Слава богу, подумал он, что хотя бы Мелатиса получает удовольствие от ужина. Как бы она ни настрадалась за последние годы, в одном отношении ее все же можно считать счастливицей, потому что она, несмотря на преданность тугинде и решимость искупить свое давнее предательство перед Шардиком, все-таки не создана для уединенной жизни островной жрицы. Сейчас Мелатиса флиртовала с Тан-Рионом — шутливо грозилась посетить Саркид и рассказать обо всем, чем он занимался во время военного похода. Кельдерек не испытывал ревности — только радость. Он знал, что Мелатиса девушка добросердечная, очень живая, даже страстная.

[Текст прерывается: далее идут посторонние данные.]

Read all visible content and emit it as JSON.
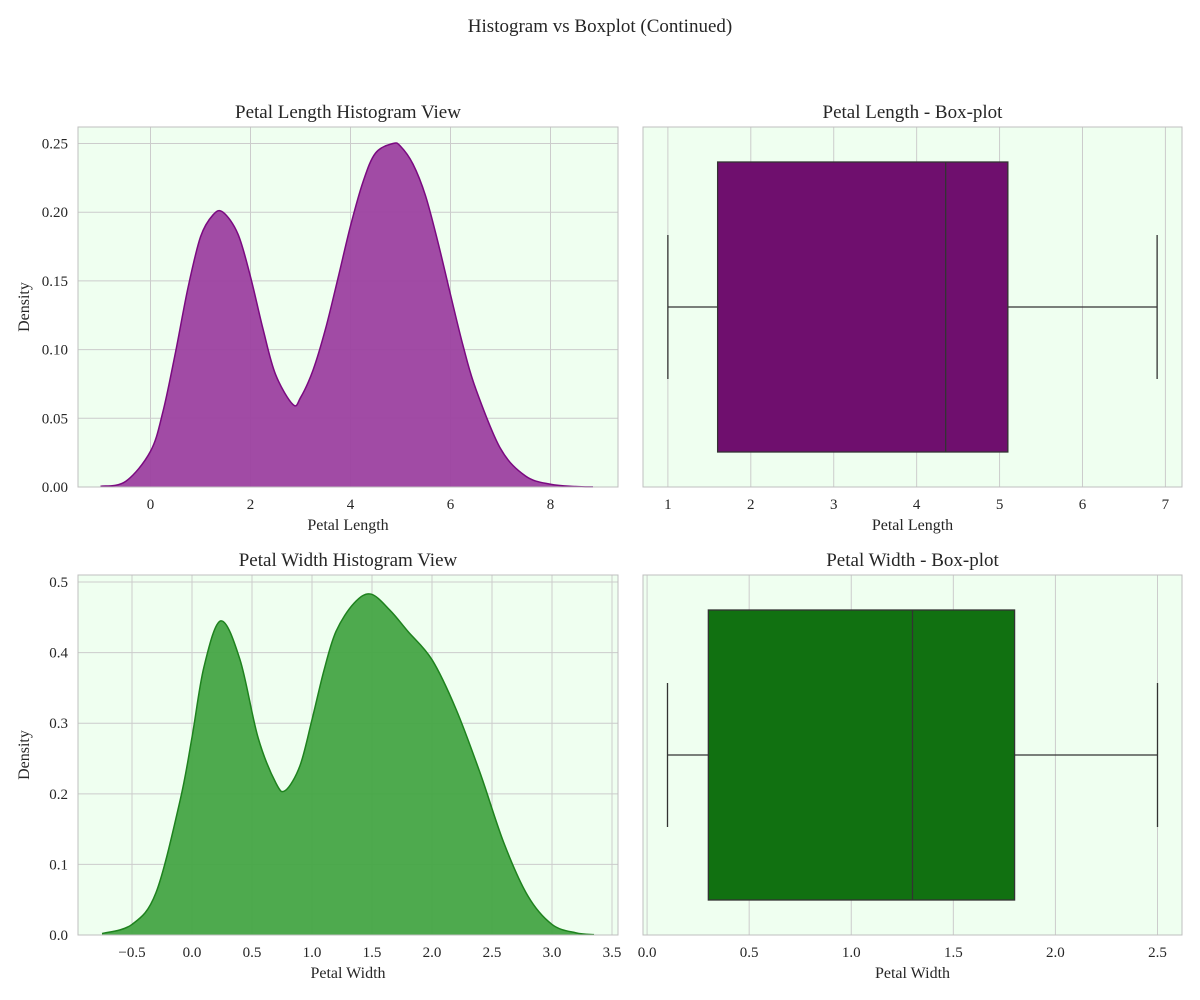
{
  "figure_title": "Histogram vs Boxplot (Continued)",
  "colors": {
    "panel_bg": "#effff0",
    "grid": "#cccccc",
    "spine": "#bfbfbf",
    "purple_fill": "#9c41a0",
    "purple_line": "#7a0a80",
    "purple_box": "#6f0f6e",
    "green_fill": "#45a545",
    "green_line": "#1e821e",
    "green_box": "#117111",
    "whisker": "#333333"
  },
  "chart_data": [
    {
      "id": "petal-length-kde",
      "type": "area",
      "title": "Petal Length Histogram View",
      "xlabel": "Petal Length",
      "ylabel": "Density",
      "xlim": [
        -1.45,
        9.35
      ],
      "ylim": [
        0,
        0.262
      ],
      "xticks": [
        0,
        2,
        4,
        6,
        8
      ],
      "xtick_labels": [
        "0",
        "2",
        "4",
        "6",
        "8"
      ],
      "yticks": [
        0,
        0.05,
        0.1,
        0.15,
        0.2,
        0.25
      ],
      "ytick_labels": [
        "0.00",
        "0.05",
        "0.10",
        "0.15",
        "0.20",
        "0.25"
      ],
      "grid": true,
      "color_key": "purple",
      "x": [
        -1.0,
        -0.5,
        0.0,
        0.25,
        0.5,
        0.75,
        1.0,
        1.25,
        1.45,
        1.75,
        2.0,
        2.25,
        2.5,
        2.85,
        3.0,
        3.25,
        3.5,
        3.75,
        4.0,
        4.25,
        4.5,
        4.85,
        5.0,
        5.25,
        5.5,
        5.75,
        6.0,
        6.25,
        6.5,
        7.0,
        7.5,
        8.0,
        8.5,
        8.85
      ],
      "y": [
        0.0005,
        0.004,
        0.026,
        0.055,
        0.098,
        0.145,
        0.182,
        0.198,
        0.2,
        0.184,
        0.153,
        0.115,
        0.082,
        0.06,
        0.065,
        0.085,
        0.115,
        0.152,
        0.19,
        0.222,
        0.243,
        0.25,
        0.248,
        0.235,
        0.212,
        0.178,
        0.14,
        0.103,
        0.072,
        0.028,
        0.008,
        0.002,
        0.0004,
        0.0001
      ]
    },
    {
      "id": "petal-length-box",
      "type": "box",
      "title": "Petal Length - Box-plot",
      "xlabel": "Petal Length",
      "xlim": [
        0.7,
        7.2
      ],
      "xticks": [
        1,
        2,
        3,
        4,
        5,
        6,
        7
      ],
      "xtick_labels": [
        "1",
        "2",
        "3",
        "4",
        "5",
        "6",
        "7"
      ],
      "grid": true,
      "color_key": "purple",
      "stats": {
        "min": 1.0,
        "q1": 1.6,
        "median": 4.35,
        "q3": 5.1,
        "max": 6.9
      }
    },
    {
      "id": "petal-width-kde",
      "type": "area",
      "title": "Petal Width Histogram View",
      "xlabel": "Petal Width",
      "ylabel": "Density",
      "xlim": [
        -0.95,
        3.55
      ],
      "ylim": [
        0,
        0.51
      ],
      "xticks": [
        -0.5,
        0,
        0.5,
        1,
        1.5,
        2,
        2.5,
        3,
        3.5
      ],
      "xtick_labels": [
        "−0.5",
        "0.0",
        "0.5",
        "1.0",
        "1.5",
        "2.0",
        "2.5",
        "3.0",
        "3.5"
      ],
      "yticks": [
        0,
        0.1,
        0.2,
        0.3,
        0.4,
        0.5
      ],
      "ytick_labels": [
        "0.0",
        "0.1",
        "0.2",
        "0.3",
        "0.4",
        "0.5"
      ],
      "grid": true,
      "color_key": "green",
      "x": [
        -0.75,
        -0.5,
        -0.3,
        -0.1,
        0.0,
        0.1,
        0.24,
        0.4,
        0.55,
        0.7,
        0.78,
        0.9,
        1.0,
        1.1,
        1.2,
        1.35,
        1.49,
        1.65,
        1.8,
        2.0,
        2.2,
        2.4,
        2.6,
        2.8,
        3.0,
        3.2,
        3.35
      ],
      "y": [
        0.002,
        0.015,
        0.06,
        0.19,
        0.28,
        0.38,
        0.445,
        0.39,
        0.28,
        0.215,
        0.205,
        0.24,
        0.305,
        0.375,
        0.43,
        0.47,
        0.483,
        0.46,
        0.43,
        0.39,
        0.32,
        0.23,
        0.13,
        0.055,
        0.015,
        0.003,
        0.0005
      ]
    },
    {
      "id": "petal-width-box",
      "type": "box",
      "title": "Petal Width - Box-plot",
      "xlabel": "Petal Width",
      "xlim": [
        -0.02,
        2.62
      ],
      "xticks": [
        0,
        0.5,
        1,
        1.5,
        2,
        2.5
      ],
      "xtick_labels": [
        "0.0",
        "0.5",
        "1.0",
        "1.5",
        "2.0",
        "2.5"
      ],
      "grid": true,
      "color_key": "green",
      "stats": {
        "min": 0.1,
        "q1": 0.3,
        "median": 1.3,
        "q3": 1.8,
        "max": 2.5
      }
    }
  ]
}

Она на свой лад залечивает душевные раны, ей нанесенные, а он должен проявить снисходительность, несмотря на разгорающееся в нем желание, которое свидетельствует о том, что тело его наконец исцеляется.
Да, тело его исцелялось. Но вот сердце вряд ли когда-нибудь исцелится. Он заглянул в бездну глубже Уртских избоин, в страшную преисподнюю, где посреди безотрадной пустоши лежит убитая Шера и бродит Горлан, бормоча проклятия. Это человеческий мир — мир, который Эллерот, как правитель, видел преимущественно в свете проблем закона и порядка; мир, в котором владыка Шардик отдал свою жизнь ради спасения детей, обреченных на рабство человеческим эгоизмом и равнодушием.
Эллерот снова заговорил о политическом равновесии между Икетом и Беклой, о развитии мирных взаимоотношений, о необходимости преодолеть все враждебные чувства между двумя народами. Процветание, сказал он, лучше всего согревает сердца и очаги, и Кельдерек счел возможным кивнуть, соглашаясь с этой самоочевидной истиной. Потом Эллерот умолк и опустил глаза, словно погрузившись в размышления. Он задумчиво взболтал остатки вина в своей чаше, но жестом отстранил внимательного солдата, который, неверно истолковав движение, подступил к нему, чтобы налить еще. Чуть погодя Эллерот отпустил слугу, а потом с улыбкой взглянул на Кельдерека:
— Ну что ж, Крендрик — или Кельдерек Зензуата, как, по словам Мелатисы, мне следует тебя называть, — ты дал мне обильную пищу для размышлений. Во всяком случае, все последние дни я много думал, и ты имеешь к этому самое непосредственное отношение.
Кельдерек, несколько смешавшийся, но уже слегка осмелевший от йельдашейского вина, ничего не ответил, однако сумел принять выжидательно-вежливый вид и более или менее уверенно посмотреть в глаза Эллероту.